I thought I could use the solution offered in this post (https://support.bioconductor.org/p/86347/)
I designed my dds as follows:
ddsAll <- DESeqDataSetFromMatrix(
countData = cts,
colData = coldata,
design = ~ condition )
It works well when I compare treatment 1 vs treatment 2 but when I try to do something like:
res1 <- results (ddsAll, contrast = list ( c("g1"), c('g2','g3','g4','g5','g6','g7')) , listValues=c(1, -1/7))
it gives me this error:
Error in checkContrast(contrast, resNames) :
all elements of the contrast as a list of length 2 should be elements of 'resultsNames(object)'
I tried to see whether someone had similar issues but I could not find anything. Worst case scenario I can do one comparison at a time but it would be great if I could do the analysis to all the samples at once.
Many thanks!
Jose
Hi Michael,
Many thanks for your time! Sorry it was a silly mistake, it did worked but resultsNames(dds) gives me 'condition_g2_vs_g1' rather than comparing g1 vs the rest, which I am not sure it is not that informative.
I think I did not understood the function and use of :
res1 <- results (ddsAll, contrast = list ( c("g1"), c('g2','g3','g4','g5','g6','g7')) , listValues=c(1, -1/7))
Ideally I would like to compare changes of the different treatments (g2-g7) vs g1 individually. so the previous method does work for me.
I am planning to use LRT test rather than Wald tests on my dds and then cluster by treatments. dds_lrt <- DESeq(dds, test="LRT", reduced = ~ 1)
Thanks again for your response.
Jose
(note that you should have -1/6 not -1/7 if you want to average over 6 coefficients)
If you want to average the difference between g2 compared to g1, ..., g7 compared to g1, you would do:
If you want to repeat this process for each level of condition, you would have to change the factor levels. A way to avoid this would be to use a design of
~condition + 0
. Then the factor levels will be g1-g7 and you could use code like you originally had.The second suggestion seems a good approach, hopefully it works nicely!
Thanks a lot Michael!
Hello Everyone and Michael,
In using Deseq2 to test the associated microbial communities to different soil fractions.
For my experiment I have 4 sampling points, paired triplicates.
For each sampling point I have the microbial community associated to bulk soil (1st condition), and 4 different soil particle sizes.

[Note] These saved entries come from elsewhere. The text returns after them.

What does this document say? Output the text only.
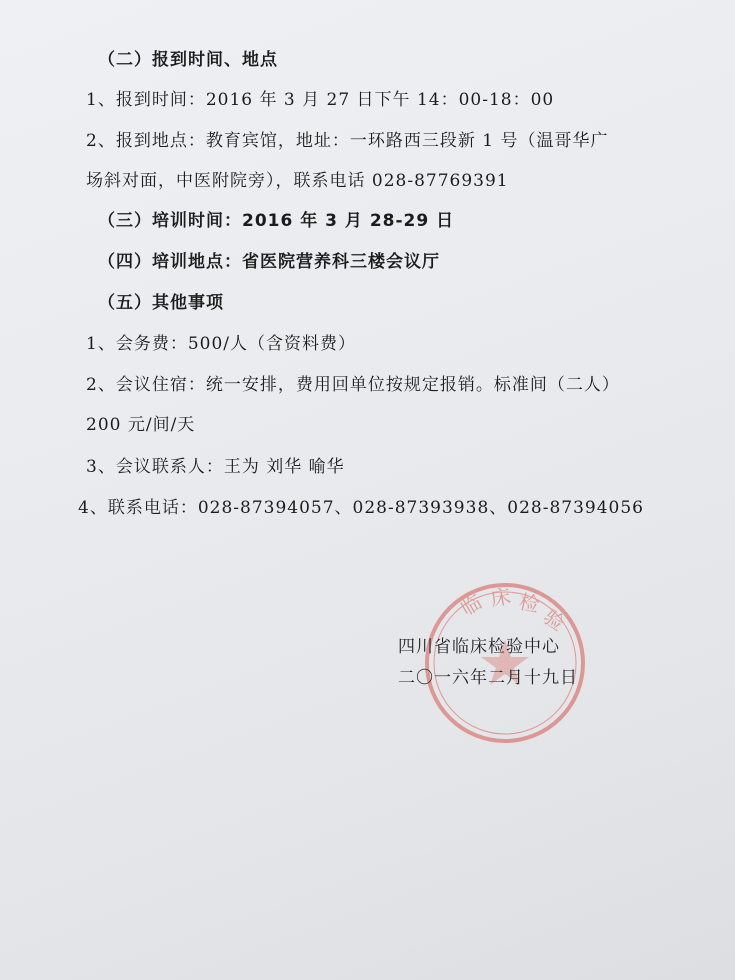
（二）报到时间、地点
1、报到时间：2016 年 3 月 27 日下午 14：00-18：00
2、报到地点：教育宾馆，地址：一环路西三段新 1 号（温哥华广
场斜对面，中医附院旁），联系电话 028-87769391
（三）培训时间：2016 年 3 月 28-29 日
（四）培训地点：省医院营养科三楼会议厅
（五）其他事项
1、会务费：500/人（含资料费）
2、会议住宿：统一安排，费用回单位按规定报销。标准间（二人）
200 元/间/天
3、会议联系人：王为 刘华 喻华
4、联系电话：028-87394057、028-87393938、028-87394056
临 床 检
验
四川省临床检验中心
二〇一六年二月十九日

I want to see which microbes are increase in bulk soil compared to all the other soil fractions togheter.
I thought I have two option: 1)I could create a dummy variable specifically called "bulk soil" or "soil particle size", 2) Or run the experiment with all the different soil fractions as a tested condition and then use: results(dds, contrast=list(c("fraction_1_vs_soil",...,"fraction_4_vs_soil")), listValues=1/4)
Which of the two solutions it is more correct, in your opinion?

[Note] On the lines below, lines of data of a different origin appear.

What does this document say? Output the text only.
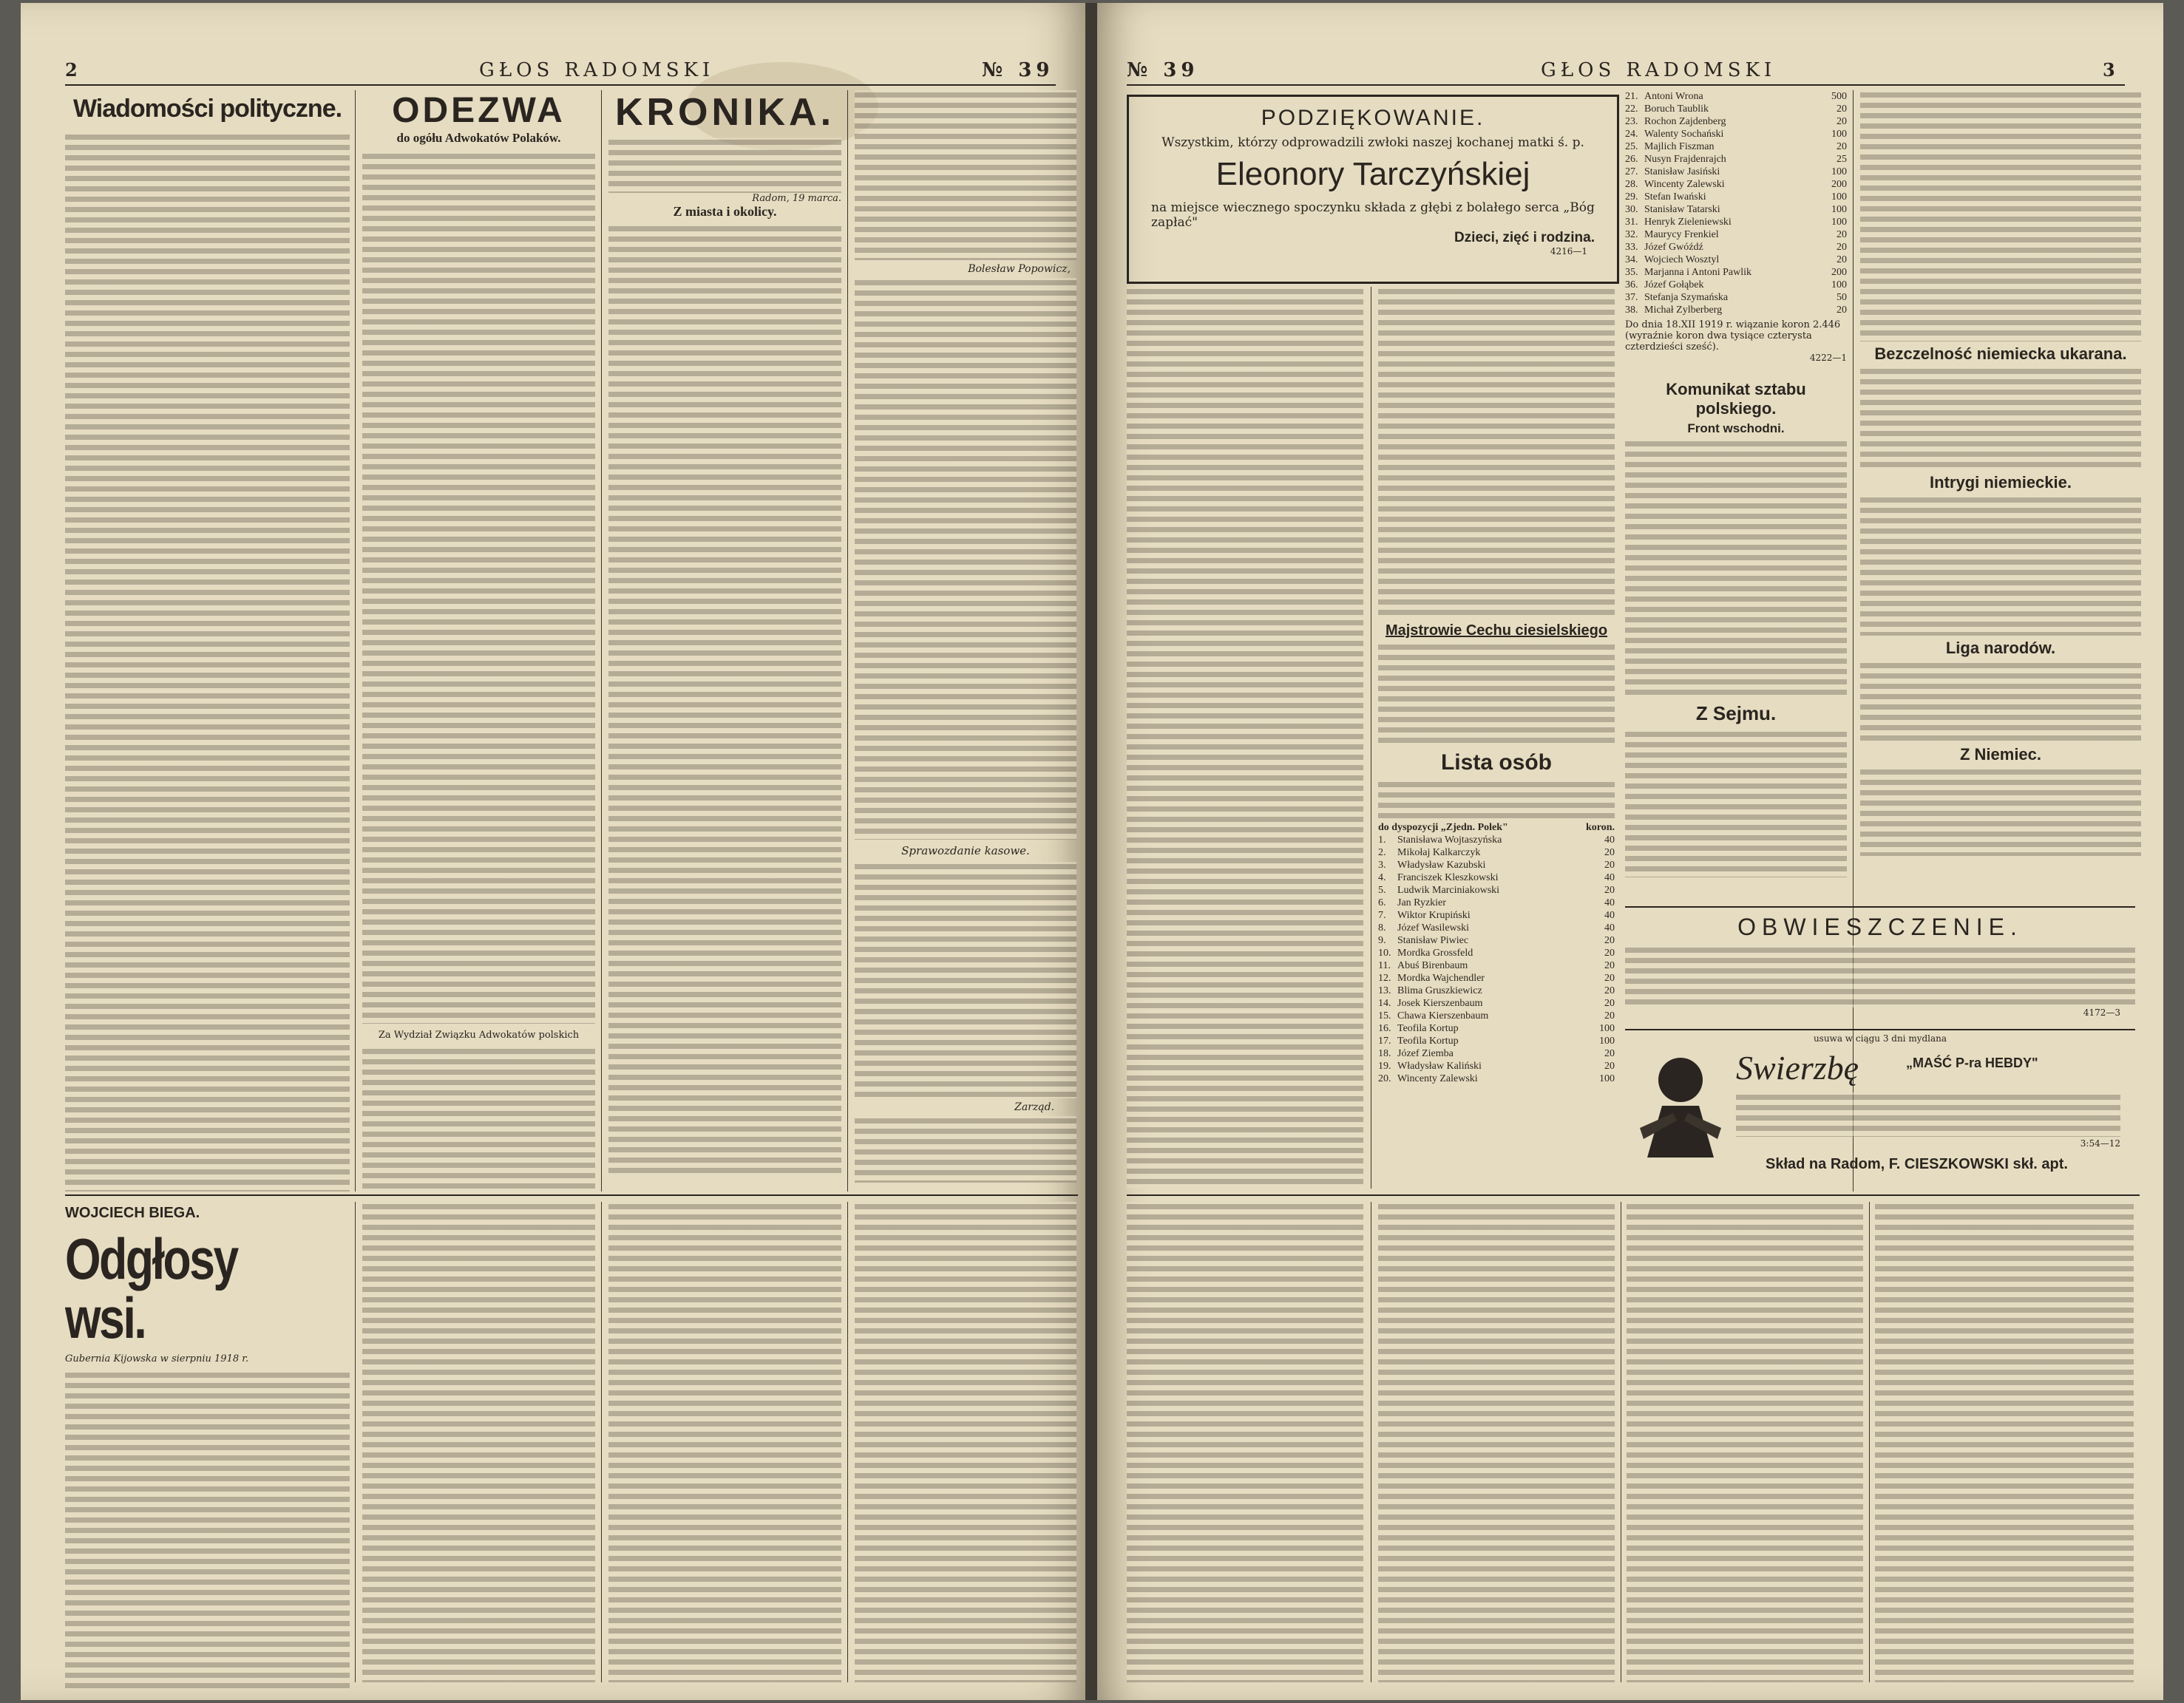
2	GŁOS RADOMSKI	№ 39
Wiadomości polityczne.	ODEZWA
do ogółu Adwokatów Polaków.
Za Wydział Związku Adwokatów polskich
KRONIKA.
Radom, 19 marca.
Z miasta i okolicy.
Bolesław Popowicz,
Sprawozdanie kasowe.
Zarząd.
WOJCIECH BIEGA.
Odgłosy wsi.
Gubernia Kijowska w sierpniu 1918 r.
№ 39	GŁOS RADOMSKI	3
PODZIĘKOWANIE.
Wszystkim, którzy odprowadzili zwłoki naszej kochanej matki ś. p.
Eleonory Tarczyńskiej
na miejsce wiecznego spoczynku składa z głębi z bolałego serca „Bóg zapłać"
Dzieci, zięć i rodzina.
4216—1
21. Antoni Wrona	500
22. Boruch Taublik	20
23. Rochon Zajdenberg	20
24. Walenty Sochański	100
25. Majlich Fiszman	20
26. Nusyn Frajdenrajch	25
27. Stanisław Jasiński	100
28. Wincenty Zalewski	200
29. Stefan Iwański	100
30. Stanisław Tatarski	100
31. Henryk Zieleniewski	100
32. Maurycy Frenkiel	20
33. Józef Gwóźdź	20
34. Wojciech Wosztyl	20
35. Marjanna i Antoni Pawlik	200
36. Józef Gołąbek	100
37. Stefanja Szymańska	50
38. Michał Zylberberg	20
Do dnia 18.XII 1919 r. wiązanie koron 2.446 (wyraźnie koron dwa tysiące czterysta czterdzieści sześć).
4222—1
Majstrowie Cechu ciesielskiego
Lista osób
do dyspozycji „Zjedn. Polek"	koron.
1.	Stanisława Wojtaszyńska	40
2.	Mikołaj Kalkarczyk	20
3.	Władysław Kazubski	20
4.	Franciszek Kleszkowski	40
5.	Ludwik Marciniakowski	20
6.	Jan Ryzkier	40
7.	Wiktor Krupiński	40
8.	Józef Wasilewski	40
9.	Stanisław Piwiec	20
10. Mordka Grossfeld	20
11. Abuś Birenbaum	20
12. Mordka Wajchendler	20
13. Blima Gruszkiewicz	20
14. Josek Kierszenbaum	20
15. Chawa Kierszenbaum	20
16. Teofila Kortup	100
17. Teofila Kortup	100
18. Józef Ziemba	20
19. Władysław Kaliński	20
20. Wincenty Zalewski	100
Bezczelność niemiecka ukarana.
Intrygi niemieckie.
Liga narodów.
Z Niemiec.
Komunikat sztabu polskiego.
Front wschodni.
Z Sejmu.
OBWIESZCZENIE.
4172—3
usuwa w ciągu 3 dni mydlana
Swierzbę	„MAŚĆ P-ra HEBDY"
3:54—12
Skład na Radom, F. CIESZKOWSKI skł. apt.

When using the second option, if I run the command I get the following error: "Error in results(diagdds, contrast = list(c( length(listValues) == 2 & is.numeric(listValues) is not TRUE"

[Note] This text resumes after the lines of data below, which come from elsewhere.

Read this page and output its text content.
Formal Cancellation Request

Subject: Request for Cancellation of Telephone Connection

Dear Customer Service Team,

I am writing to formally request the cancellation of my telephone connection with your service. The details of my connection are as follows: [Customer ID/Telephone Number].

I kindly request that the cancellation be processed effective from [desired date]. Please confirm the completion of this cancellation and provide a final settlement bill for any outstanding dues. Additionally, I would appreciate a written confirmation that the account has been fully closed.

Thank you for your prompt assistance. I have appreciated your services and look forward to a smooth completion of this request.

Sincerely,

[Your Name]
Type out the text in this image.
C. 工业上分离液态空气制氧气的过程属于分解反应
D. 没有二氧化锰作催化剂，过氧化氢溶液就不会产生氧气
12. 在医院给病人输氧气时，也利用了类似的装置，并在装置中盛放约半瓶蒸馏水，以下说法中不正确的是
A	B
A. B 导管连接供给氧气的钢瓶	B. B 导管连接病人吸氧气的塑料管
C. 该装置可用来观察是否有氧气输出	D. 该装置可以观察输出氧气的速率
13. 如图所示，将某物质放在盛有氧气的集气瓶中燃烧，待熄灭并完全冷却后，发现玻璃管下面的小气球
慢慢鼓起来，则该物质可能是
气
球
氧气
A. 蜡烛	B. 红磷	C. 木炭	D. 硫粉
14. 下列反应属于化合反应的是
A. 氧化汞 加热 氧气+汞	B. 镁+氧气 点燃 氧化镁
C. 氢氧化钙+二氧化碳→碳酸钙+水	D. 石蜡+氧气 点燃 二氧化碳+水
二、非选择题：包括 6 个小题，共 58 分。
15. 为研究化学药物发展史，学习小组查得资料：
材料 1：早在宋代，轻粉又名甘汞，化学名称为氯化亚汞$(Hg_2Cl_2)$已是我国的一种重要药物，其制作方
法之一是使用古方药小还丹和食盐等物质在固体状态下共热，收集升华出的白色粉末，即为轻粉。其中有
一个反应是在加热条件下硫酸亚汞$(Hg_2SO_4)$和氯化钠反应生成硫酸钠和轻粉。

I believe I need to set: list c(1/4,-1/4), correct?
Thanks a lot in advance!!!
Gabriele
From the top: I'm not sure DESeq2 is appropriate for microbiome analysis, I'm not convinced that there are housekeeping taxa for example to be used for scaling, or if the NB is appropriate for the bimodal data that is seen sometimes.
I prefer the solution above that accounts for the differences across condition groups, and then averaging the coefficients. For listValues, you can put
c(1/4,-1/4)
. The denominator value just won't be used.Thank you!! For microbiome data, it is widely used now... interesting to know that it might not be appropriate from the creator :).
For the housekeeping genes (or taxa in this case) my understanding is that they need to be genes that are present in all samples, correct? How many of them it is considered a safe number? Thanks again for all the great work!
Gabriele
I don't know what is safe for microbiome data. In RNA-seq we often have thousands of genes with small changes.
Hi Micheal,
Is there an error here in your listValues? Would expect it to be more:
Considering it is 1 group vs. 6 on Jose's post
Thanks for the valuable help on here
Matt
Yes you're right, thanks I will correct above.
Oh that was not my code but Jose's actually. I will add to my comment above that his code should by 1/6 not 1/7.